Inevitabile esordire con l’attualità dell’attività della nostra stella, fonte primaria d’energia alla base della vita e, per quanto ci riguarda, della circolazione atmosferica.

Ebbene dalla figura 1 possiamo facilmente notare coma l’attività sia al minimo del ciclo undecennale che ricordiamo corrisponde ad una bassa attività magnetica rilevabile visivamente da una bassa o nulla attività delle cosiddette macchie solari. Ad esso si accompagna una riduzione del vento solare e quindi delle particelle cariche che lo costituiscono e che giungono fino alla Terra. Non è ancora chiaro ma si tende ad attribuire a tale flusso una serie di possibili conseguenze a partire dall’alta atmosfera.

Dalle figure 2 e 2a si nota dalla sovrapposizione dell’attività solare osservata e quanto elaborato dal modello SolCast di Meteo Dolomiti per la previsione dell’attività solare. Le due curve sono piuttosto corrispondenti quindi potremmo rilevare che stiamo entrando nel nuovo ciclo solare 25. In ogni caso l’attività è bassissima e di questo ne terremo conto.

Passiamo ad analizzare lo stato dei venti equatoriali stratosferici. Le quote isobariche osservate sono a 10,30,50 e 70hPa. I grafici dalla figura 3 alla figura 6 rappresentano l’andamento rispettivo dei livelli indicati.

Più interessante, ma forse un po’ più difficile da interpretare, è il grafico in figura 7 che rappresenta l’andamento della QBO nei livelli isobarici osservati negli ultimi 6 mesi.

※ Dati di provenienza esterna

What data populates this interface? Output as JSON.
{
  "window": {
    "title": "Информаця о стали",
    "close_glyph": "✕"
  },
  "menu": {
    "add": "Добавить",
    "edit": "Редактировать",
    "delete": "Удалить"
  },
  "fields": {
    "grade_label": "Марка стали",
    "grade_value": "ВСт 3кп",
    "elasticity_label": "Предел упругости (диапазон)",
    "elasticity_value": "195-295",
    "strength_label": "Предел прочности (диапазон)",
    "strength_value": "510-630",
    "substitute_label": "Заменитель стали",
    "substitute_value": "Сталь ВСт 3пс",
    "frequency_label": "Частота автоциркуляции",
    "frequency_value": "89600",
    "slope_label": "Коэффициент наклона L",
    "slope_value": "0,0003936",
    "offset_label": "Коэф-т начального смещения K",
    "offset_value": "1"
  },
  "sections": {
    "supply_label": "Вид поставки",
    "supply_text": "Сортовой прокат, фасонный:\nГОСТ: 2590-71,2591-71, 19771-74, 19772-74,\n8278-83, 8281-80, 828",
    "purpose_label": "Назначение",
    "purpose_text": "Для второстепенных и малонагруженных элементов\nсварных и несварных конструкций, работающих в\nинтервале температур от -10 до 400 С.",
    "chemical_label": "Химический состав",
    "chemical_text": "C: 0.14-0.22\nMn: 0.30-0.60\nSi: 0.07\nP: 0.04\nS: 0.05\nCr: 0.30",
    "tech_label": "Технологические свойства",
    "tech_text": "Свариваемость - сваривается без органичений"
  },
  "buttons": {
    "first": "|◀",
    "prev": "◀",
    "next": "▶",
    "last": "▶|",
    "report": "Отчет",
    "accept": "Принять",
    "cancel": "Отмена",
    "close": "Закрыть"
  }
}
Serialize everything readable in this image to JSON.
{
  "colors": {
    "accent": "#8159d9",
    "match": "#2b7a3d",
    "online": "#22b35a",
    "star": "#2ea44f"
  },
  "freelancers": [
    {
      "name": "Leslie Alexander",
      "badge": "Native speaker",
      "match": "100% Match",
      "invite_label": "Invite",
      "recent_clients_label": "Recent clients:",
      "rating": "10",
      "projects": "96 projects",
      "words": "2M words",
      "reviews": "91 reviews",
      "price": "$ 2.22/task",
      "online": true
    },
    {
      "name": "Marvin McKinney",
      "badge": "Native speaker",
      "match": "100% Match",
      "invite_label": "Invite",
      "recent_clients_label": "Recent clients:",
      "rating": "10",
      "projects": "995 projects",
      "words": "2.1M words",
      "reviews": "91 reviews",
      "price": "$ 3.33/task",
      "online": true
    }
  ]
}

Questo grafico ci indica livello per livello la tendenziale della QBO da cui possiamo rilevare che a 10hPa, dopo avere raggiunto un massimo positivo molto relativo nel mese di giugno, a partire dal successivo mese è iniziata una nuova tendenza alla flessione tutt’ora in atto, che sta riportando l’indice in territorio piuttosto negativo.

A 30hPa si evidenzia l’uscita da un periodo negativo con valori sempre crescenti e in fase positiva da giugno scorso. A 50hPa andamento simile ai 30hPa ma con ingresso in fase positiva dallo scorso settembre e quindi verosimilmente la fase positiva è destinata a perdurare ancora a lungo. Stessa sorte per la quota isobarica di 70hPa che vede un andamento in crescita ma con valori positivi da ottobre. Quindi possiamo immaginare che la fase positiva nel corso del prossimo inverno riguarderà certamente i piani isobarici bassi 50-70hPa mentre per i 30hPa possiamo attenderci nella seconda parte invernale una graduale flessione a causa della fase est discendente che come visto già interessa i 10hPa.

Al momento non guarderemo all’intera nomenclatura degli indici oceanici ma ci soffermeremo ai due che ritengo siano i principali: indice PDO ed ENSO.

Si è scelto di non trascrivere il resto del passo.